To now, have been concerned with protecting message content (ie secrecy) by encrypting the message. Will now consider how to protect message integrity (ie protection from modification), as well as confirming the identity of the sender. Generically this is the problem of message authentication, and in eCommerce applications is arguably more imprtant than secrecy.
In general, want to send an "electronic signature" along with the message to validate its contents, and the senders identity. Unless the message is processed in a way that provides both encryption and authentication (as when a chaining mode is used with a block cipher), the electronic signature is separate from the encrypted message. Unless the amount of information sent is to be doubled, some means is needed to create a "digest" (MAC) of the message of a suitable, fairly small, size.
show here we see Alice sending both a message, and the signature (Auth) to Bob. Bob recomputes the signature on the message as he received it, and confirms that it is the same as the one Alice sent him. If so, the message is assumed to be unmodified.
As mentioned above, if a message is sent encrypted using a chaining mode of a block cipher (CBC or CFB) then implicitly the message is also authenticated, since any external modification would corrupt the decryption, and since only the sender & reciever supposedly know the key used. However since the algorithm is symmtric, there is no way to prove to a 3rd party who did what.
Can also use block cipher chaining mdoes to create a separate authenticator, by just sending the last block. However this suffers from being a bit too small for acceptable use today.
Hash functions are used to "digest" or "condense" a message down to a fixed size, which can then be signed, in a way that makes finding other messages with the same hash extremely difficult (so the signature wont apply easily to other messages). The hash needs to be large enough to resist "birthday attacks" on it - see Stallings 8.4 and 8A.
h
should have the
following properties:
These are the "mathematical" specifications for good hash functions. Essentially it must be extremely difficult to find 2 messages with the same hash, and the hash should not be related to the message in any obvious way (ie it should be a complex non-linear function of the message). There are quite a few similarities in the evolution of hash functions & block ciphers, and in the evolution of the design requirements on both.
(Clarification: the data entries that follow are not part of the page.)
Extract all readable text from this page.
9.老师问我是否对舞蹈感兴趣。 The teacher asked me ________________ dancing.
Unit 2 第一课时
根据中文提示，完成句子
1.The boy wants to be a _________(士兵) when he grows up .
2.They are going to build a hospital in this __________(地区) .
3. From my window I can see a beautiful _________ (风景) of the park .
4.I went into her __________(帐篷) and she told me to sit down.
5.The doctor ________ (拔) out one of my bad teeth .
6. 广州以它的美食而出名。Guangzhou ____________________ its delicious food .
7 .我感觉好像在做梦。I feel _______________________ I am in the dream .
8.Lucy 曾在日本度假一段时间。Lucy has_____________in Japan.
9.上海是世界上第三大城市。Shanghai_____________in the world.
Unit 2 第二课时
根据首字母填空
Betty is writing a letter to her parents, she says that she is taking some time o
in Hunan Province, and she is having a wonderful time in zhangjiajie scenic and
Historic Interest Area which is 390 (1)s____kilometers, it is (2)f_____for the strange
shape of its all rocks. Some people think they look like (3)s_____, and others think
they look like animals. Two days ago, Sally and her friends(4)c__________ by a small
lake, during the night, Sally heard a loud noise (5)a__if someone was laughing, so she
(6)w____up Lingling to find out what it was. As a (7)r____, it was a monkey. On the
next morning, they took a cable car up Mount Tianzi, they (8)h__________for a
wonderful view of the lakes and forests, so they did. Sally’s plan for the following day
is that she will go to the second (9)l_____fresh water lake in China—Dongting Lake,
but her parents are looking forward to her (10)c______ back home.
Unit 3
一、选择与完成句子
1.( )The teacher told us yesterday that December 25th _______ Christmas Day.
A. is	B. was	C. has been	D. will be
This is the first generally used hash function designed by Ronald Rivest. Whilst not broken, it is no longer favoured for use due to its greater complexity and slower speed.
One of the widely used hash functions - has appeared in a number of security uses, eg secure email PEM/PGP, S/Key passwords etc
Approach is a bit like chaining a block cipher - a previous value is combined with the current chunk of message through a few rounds, before the updating the current value. The final values is the hash.
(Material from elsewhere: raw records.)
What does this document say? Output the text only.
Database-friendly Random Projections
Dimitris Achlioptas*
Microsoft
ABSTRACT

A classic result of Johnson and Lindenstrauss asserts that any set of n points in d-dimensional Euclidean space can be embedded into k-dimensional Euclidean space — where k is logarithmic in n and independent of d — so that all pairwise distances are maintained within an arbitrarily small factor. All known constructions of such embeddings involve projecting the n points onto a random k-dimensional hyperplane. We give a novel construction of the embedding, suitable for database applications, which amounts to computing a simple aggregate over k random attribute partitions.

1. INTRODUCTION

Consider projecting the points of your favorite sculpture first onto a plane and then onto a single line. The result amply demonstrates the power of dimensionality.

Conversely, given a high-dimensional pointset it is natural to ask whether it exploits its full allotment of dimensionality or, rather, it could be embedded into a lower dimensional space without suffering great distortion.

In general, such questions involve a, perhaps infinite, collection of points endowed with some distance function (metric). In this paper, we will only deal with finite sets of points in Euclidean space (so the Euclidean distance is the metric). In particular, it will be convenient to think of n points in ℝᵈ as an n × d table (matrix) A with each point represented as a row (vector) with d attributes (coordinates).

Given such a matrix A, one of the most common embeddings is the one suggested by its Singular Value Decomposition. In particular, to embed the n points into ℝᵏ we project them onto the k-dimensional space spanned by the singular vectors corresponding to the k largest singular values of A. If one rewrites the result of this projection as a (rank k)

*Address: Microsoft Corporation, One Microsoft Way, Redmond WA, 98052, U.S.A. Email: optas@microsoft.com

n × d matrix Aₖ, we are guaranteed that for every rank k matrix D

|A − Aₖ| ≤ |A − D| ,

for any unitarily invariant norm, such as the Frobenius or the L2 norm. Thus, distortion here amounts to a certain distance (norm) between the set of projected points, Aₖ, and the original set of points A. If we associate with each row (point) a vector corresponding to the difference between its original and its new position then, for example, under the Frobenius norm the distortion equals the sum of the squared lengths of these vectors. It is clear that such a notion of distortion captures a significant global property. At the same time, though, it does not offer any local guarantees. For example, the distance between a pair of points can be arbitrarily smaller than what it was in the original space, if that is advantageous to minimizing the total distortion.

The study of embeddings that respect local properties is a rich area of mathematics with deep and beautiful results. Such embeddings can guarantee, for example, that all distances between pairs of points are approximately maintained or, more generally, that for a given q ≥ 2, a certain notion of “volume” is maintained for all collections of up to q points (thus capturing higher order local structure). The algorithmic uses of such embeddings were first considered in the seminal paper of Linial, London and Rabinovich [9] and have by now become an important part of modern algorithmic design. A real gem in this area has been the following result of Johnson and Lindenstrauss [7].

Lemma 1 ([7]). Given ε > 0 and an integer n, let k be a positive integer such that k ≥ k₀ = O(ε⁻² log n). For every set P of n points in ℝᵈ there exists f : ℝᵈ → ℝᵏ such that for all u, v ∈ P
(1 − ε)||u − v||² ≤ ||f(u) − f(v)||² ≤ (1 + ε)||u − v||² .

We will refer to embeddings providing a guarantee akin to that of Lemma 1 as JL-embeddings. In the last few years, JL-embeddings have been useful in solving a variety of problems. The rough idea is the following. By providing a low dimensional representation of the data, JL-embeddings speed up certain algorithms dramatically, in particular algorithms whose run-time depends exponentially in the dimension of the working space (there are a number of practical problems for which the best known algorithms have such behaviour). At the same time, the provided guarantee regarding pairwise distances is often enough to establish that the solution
MD5 is the current, and very widely used, member of this family of hash functions. Some progress has been made analysing it, but of more concern is its 128-bit size, which is starting to look a bit small.
Again see the message broken into blocks, processed along with the buffer value using 4 rounds, and the result added to the input buffer to make the new buffer value. Repeat till run out of message, and use final buffer value as hash. nb. due to padding always have a full final block (with length in it). Show Schneier description of MD5 here.
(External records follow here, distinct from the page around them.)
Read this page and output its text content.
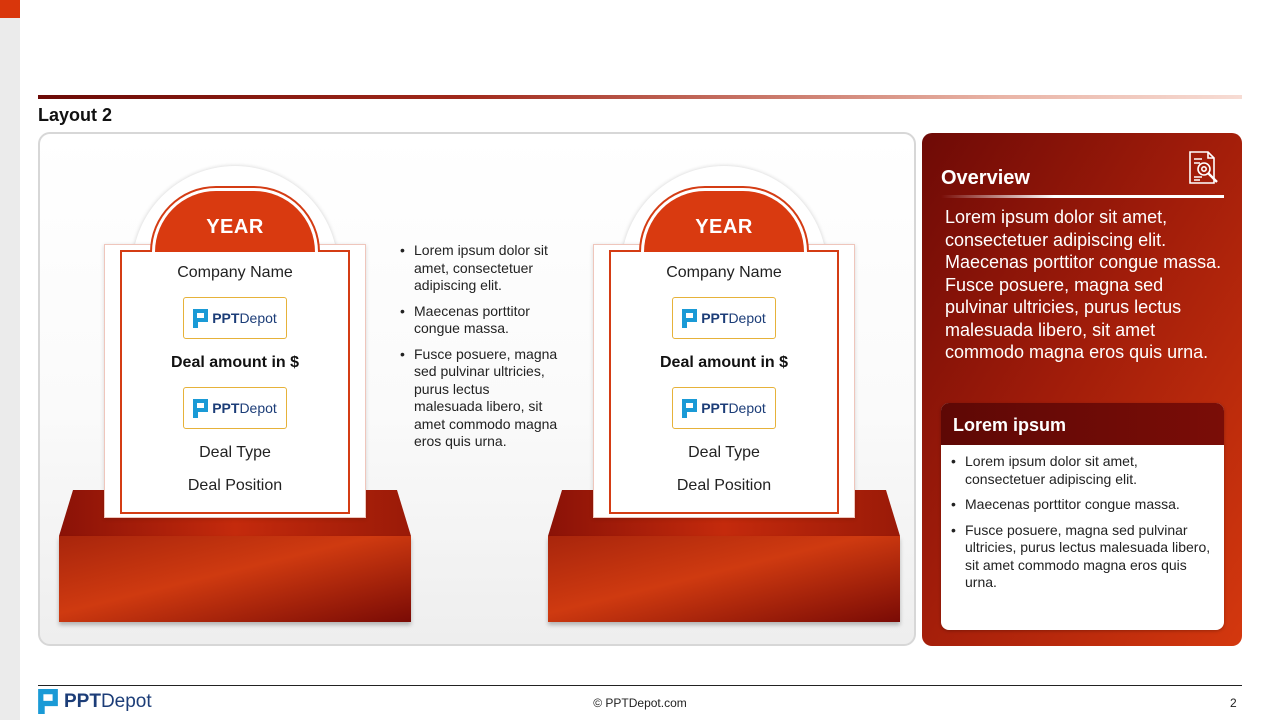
Layout 2
YEAR
Company Name
PPTDepot
Deal amount in $
PPTDepot
Deal Type
Deal Position
• Lorem ipsum dolor sit amet, consectetuer adipiscing elit.
• Maecenas porttitor congue massa.
• Fusce posuere, magna sed pulvinar ultricies, purus lectus malesuada libero, sit amet commodo magna eros quis urna.
YEAR
Company Name
PPTDepot
Deal amount in $
PPTDepot
Deal Type
Deal Position
Overview
Lorem ipsum dolor sit amet, consectetuer adipiscing elit. Maecenas porttitor congue massa. Fusce posuere, magna sed pulvinar ultricies, purus lectus malesuada libero, sit amet commodo magna eros quis urna.
Lorem ipsum
• Lorem ipsum dolor sit amet, consectetuer adipiscing elit.
• Maecenas porttitor congue massa.
• Fusce posuere, magna sed pulvinar ultricies, purus lectus malesuada libero, sit amet commodo magna eros quis urna.
PPTDepot	© PPTDepot.com	2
R(a,b,c,d,Mi,s,ti): a = b +
((a+F(b,c,d)+Mi+ti)<<s)
F(b,c,d)
is a different nonlinear function in each
round
ti
is a value derived from sine
Each round mixes the buffer input with the next "word" of the message in a complex, non-linear manner. A different non-linear function is used in each of the 4 rounds (but the same function for all 16 steps in a round). The 4 buffer words (a,b,c,d) are rotated from step to step so all are used and updated. See Schneier section 18.5 or Stallings 9.1 for details.
SHA is one of the newer generation of hash functions, more resistant to cryptanalysis, and now probably preferred for new applications.
(67452301,efcdab89,98badcfe,10325476,c3d2e1f0)
(A,B,C,D,E) <-
((E+F(t,B,C,D)+(A<<5)+Wt+Kt),A,(B<<30),C,D)
Can see SHA shares much in common with MD5, but with 20 instead of 16 steps in each of the 4 rounds. Note the 4 constants are based on sqrt(2,3,5,10). Show Schneier description of SHA here.
SHA-1 is probbaly the preferred hash function for new applications. Currently no problems are known with it.
RIPEMD-160 was developed in Europe as a result of an EC call for new authentication algorithms in the early-90's. The original version evolved into this, which was finally accepted. It is similar to SHA/MD5 - slower, but likely more secure.
HAVAL is a local Australian hash algorith developed by Profs Pieprzyk & Seberry at UOW. It has a rather different approach to the MD family, and hence is rather less likely to be susceptible to the known attacks on them. It is quite fast, and has been included in some security products, like Tripwire.
Have many proposals to use block ciphers to create a hash, but one larger than the standard block sized used by the ciphers - to avoid birthday attacks. Most of the results have been flawed - see Schneier 18.11. Not much joy to be had with this approach.